In 2017, Roof was found guilty of 33 counts in connection with the June 17 massacre at Emanuel African Methodist Episcopal Church in Charleston. He became the first person in the U.S. sentenced to death for a federal hate crime.
Earlier this month, Roof, 27, filed a request that the full court consider his appeal, arguing that the judges' decision interpreted too broadly the Commerce Clause of the Constitution, which authorizes Congress to regulate commerce among the states.
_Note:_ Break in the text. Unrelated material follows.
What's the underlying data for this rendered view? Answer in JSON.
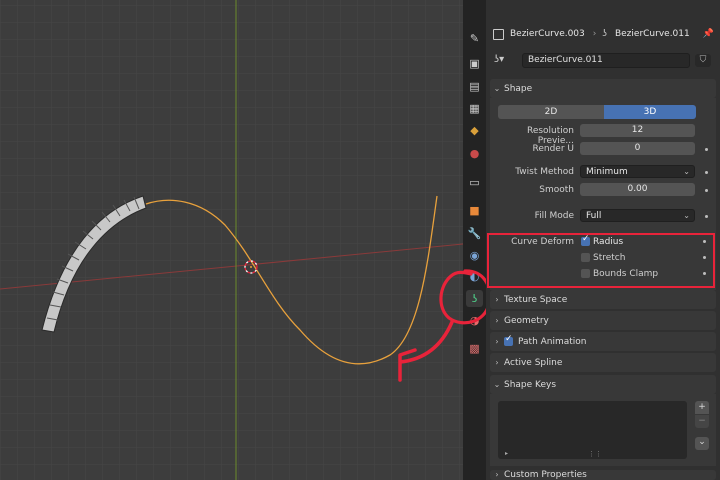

By accepting the government's argument that a combination of factors including Roof's use of the internet to post his views and research the church constituted ''interstate commerce,'' Roof's lawyers wrote, the panel's decision amounted to ''an amorphous, unprecedented, and all-encompassing standard for federal Commerce Clause jurisdiction over local crime, effectively nullifying states' traditional police power in that arena.''
In their response, government attorneys wrote that the appellate court ''issued a fact-bound ruling that Roof's use of the internet both to select Mother Emanuel as his target and magnify his offense by posting his racist, violent call to action only hours before the attack'' fulfilled the Commerce Clause connection.
A federal appeals court in August upheld Roof's conviction and death sentence, saying the legal record cannot even capture the ''full horror'' of what he did.
A unanimous three-judge panel of the 4th U.S. Circuit Court of Appeals in Richmond, Virginia, rejected arguments that the young white man should have been ruled incompetent to stand trial in the shootings at the church.
In that appeal, Roof's attorneys argued that he was wrongly allowed to represent himself during sentencing, a critical phase of his trial.
Roof prevented jurors from hearing evidence about his mental health ''under the delusion,'' his attorneys argued, that ''he would be rescued from prison by white-nationalists — but only, bizarrely, if he kept his mental-impairments out of the public record.''
Information from The Associated Press was used in this report.